2. Liu, D. & Bridgeman, A. Frequently asked questions about the two-lane approach to assessment in the age of AI. Teaching@Sydney, University of Sydney. 2024–2025.

3. Whitford, E. You Can't AI-Proof the Classroom, Experts Say. Get Creative Instead. Inside Higher Ed. 2025.

4. Eaton, S. E. Six Tenets of Postplagiarism: Writing in the Age of Artificial Intelligence. Learning, Teaching and Leadership. 2023.

5. International Baccalaureate Organization. Artificial intelligence in IB assessment and education: a crisis or an opportunity? International Baccalaureate. 2023.

6. International Baccalaureate Organization.
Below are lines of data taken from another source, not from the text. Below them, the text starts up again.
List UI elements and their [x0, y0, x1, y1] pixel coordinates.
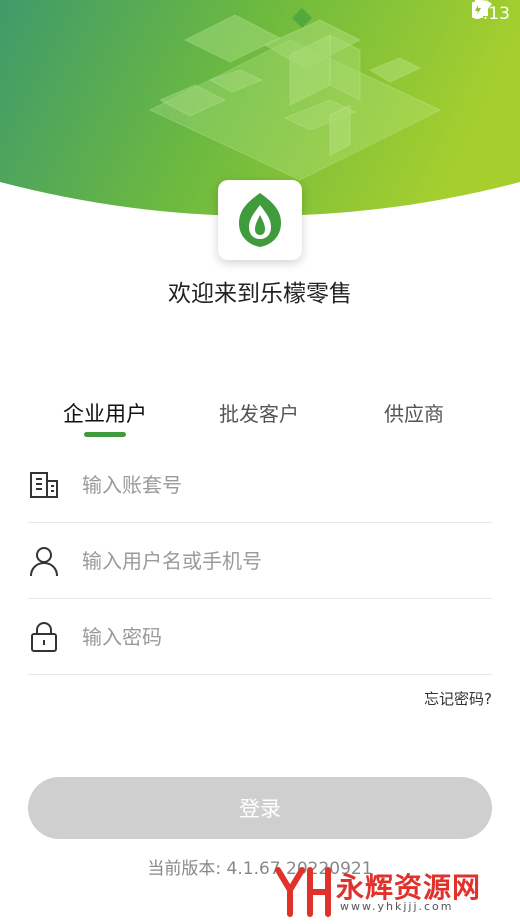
account-input[interactable] — [80, 472, 464, 498]
username-input[interactable] — [80, 548, 464, 574]
battery-icon — [471, 0, 483, 18]
status-bar: 8:13 — [471, 0, 520, 28]
app-logo — [218, 180, 302, 260]
lock-icon — [28, 621, 60, 653]
tab-wholesale-customer[interactable]: 批发客户 — [212, 398, 306, 427]
password-input[interactable] — [80, 624, 464, 650]
building-icon — [28, 469, 60, 501]
forgot-password-link[interactable]: 忘记密码? — [424, 688, 492, 709]
welcome-title: 欢迎来到乐檬零售 — [168, 281, 352, 307]
tab-supplier[interactable]: 供应商 — [376, 398, 452, 427]
account-field — [28, 448, 492, 523]
username-field — [28, 524, 492, 599]
user-type-tabs: 企业用户 批发客户 供应商 — [0, 398, 520, 446]
login-button[interactable]: 登录 — [28, 777, 492, 839]
password-field — [28, 600, 492, 675]
user-icon — [28, 545, 60, 577]
watermark-logo-icon — [275, 867, 331, 917]
leaf-logo-icon — [239, 193, 281, 247]
watermark: 永辉资源网 www.yhkjjj.com — [274, 864, 506, 918]
tab-enterprise-user[interactable]: 企业用户 — [58, 398, 152, 428]
watermark-url: www.yhkjjj.com — [340, 900, 454, 913]
active-tab-indicator — [84, 432, 126, 437]
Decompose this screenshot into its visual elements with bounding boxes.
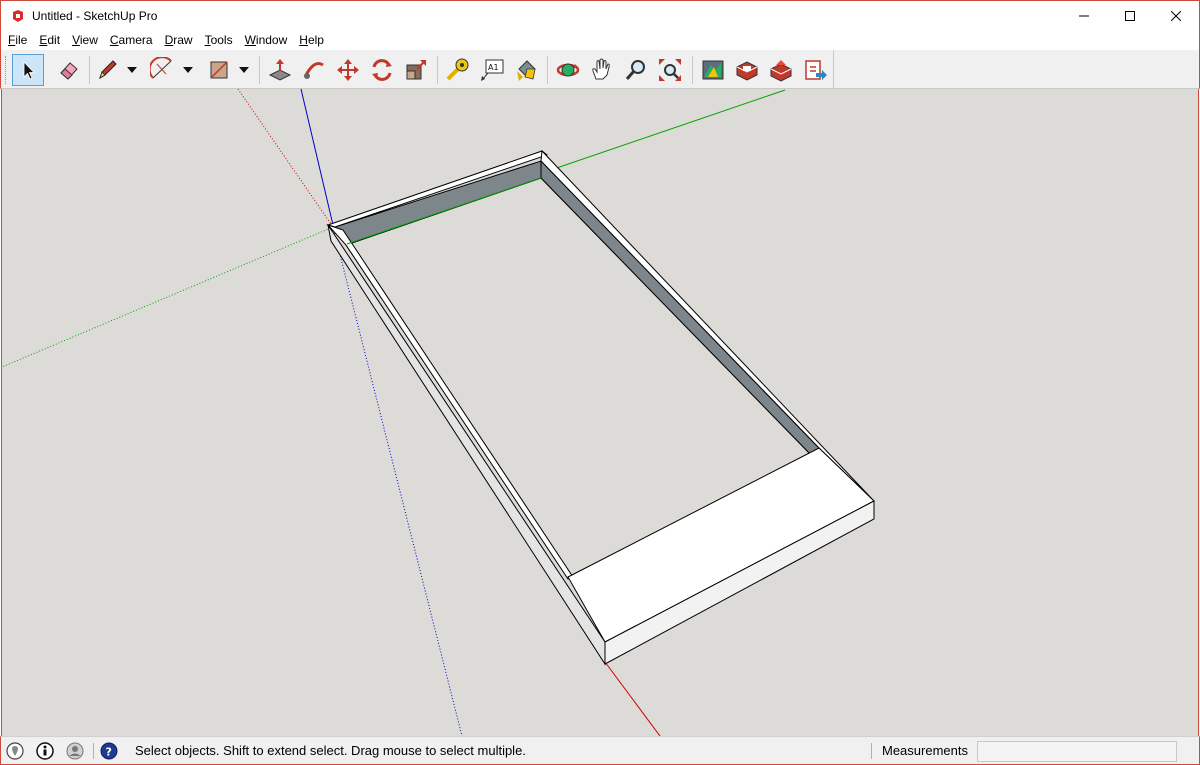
menu-help[interactable]: Help (293, 31, 330, 50)
arc-icon (150, 57, 172, 79)
scale-icon (406, 60, 426, 80)
shape-tool-dropdown[interactable] (237, 54, 251, 86)
move-icon (337, 59, 359, 81)
hand-icon (592, 58, 610, 80)
sketchup-logo-icon (10, 8, 26, 24)
rotate-tool[interactable] (366, 54, 398, 86)
tape-measure-tool[interactable] (442, 54, 474, 86)
minimize-icon (1079, 15, 1089, 17)
line-tool[interactable] (91, 54, 123, 86)
green-axis-hidden (2, 226, 334, 368)
user-icon (66, 742, 84, 760)
select-arrow-icon (23, 61, 35, 80)
scale-tool[interactable] (400, 54, 432, 86)
zoom-extents-icon (659, 59, 681, 81)
maximize-button[interactable] (1107, 1, 1153, 31)
title-bar: Untitled - SketchUp Pro (0, 0, 1200, 31)
warehouse-icon (702, 60, 724, 80)
eraser-tool[interactable] (53, 54, 85, 86)
menu-window[interactable]: Window (239, 31, 294, 50)
menu-view[interactable]: View (66, 31, 104, 50)
zoom-extents-tool[interactable] (654, 54, 686, 86)
orbit-tool[interactable] (552, 54, 584, 86)
red-axis (604, 661, 661, 736)
measurements-input[interactable] (977, 741, 1177, 762)
svg-text:?: ? (106, 746, 112, 759)
magnifier-icon (625, 60, 645, 80)
extension-warehouse-tool[interactable] (731, 54, 763, 86)
large-tool-set-toolbar: A1 (0, 50, 1200, 89)
measurements-label: Measurements (882, 743, 968, 758)
paint-bucket-icon (517, 60, 536, 81)
send-to-layout-icon (805, 60, 827, 80)
window-title: Untitled - SketchUp Pro (32, 9, 158, 23)
text-tool[interactable]: A1 (476, 54, 508, 86)
blue-axis (300, 89, 334, 226)
menu-file[interactable]: File (1, 31, 33, 50)
follow-me-icon (303, 62, 324, 79)
line-tool-dropdown[interactable] (125, 54, 139, 86)
rectangle-icon (210, 61, 228, 79)
share-model-tool[interactable] (765, 54, 797, 86)
toolbar-grip[interactable] (5, 56, 8, 84)
pan-tool[interactable] (586, 54, 618, 86)
push-pull-tool[interactable] (264, 54, 296, 86)
credits-button[interactable] (35, 741, 55, 761)
orbit-icon (556, 63, 580, 77)
status-bar: ? Select objects. Shift to extend select… (0, 736, 1200, 765)
select-tool[interactable] (12, 54, 44, 86)
close-icon (1171, 11, 1181, 21)
minimize-button[interactable] (1061, 1, 1107, 31)
text-icon: A1 (481, 59, 504, 81)
pencil-icon (99, 60, 117, 80)
shape-tool[interactable] (203, 54, 235, 86)
arc-tool[interactable] (147, 54, 179, 86)
rotate-icon (372, 59, 392, 81)
green-axis (541, 89, 786, 174)
dropdown-arrow-icon (127, 67, 137, 73)
model-canvas[interactable] (2, 89, 1199, 736)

Shaping our approach to AI as a community — draft AI Design Principles. International Baccalaureate. 2026 (draft).

7. Gu, X. & Ericson, B. J. AI Literacy in K-12 and Higher Education in the Wake of Generative AI: An Integrative Review. In Proceedings of the 2025 ACM Conference on International Computing Education Research. 2025.

8. Strathern, M. 'Improving ratings': audit in the British University System. European Review. 1997.

9. Xie, Q. & Jia, J. Three decades of research on washback (1993–2023): a bibliometric study. Language Testing in Asia. 2025.

10. Zhao, L. et al. Academic dishonesty and its relations to peer cheating and culture: A meta-analysis of the perceived peer cheating effect. Educational Research Review. 2022.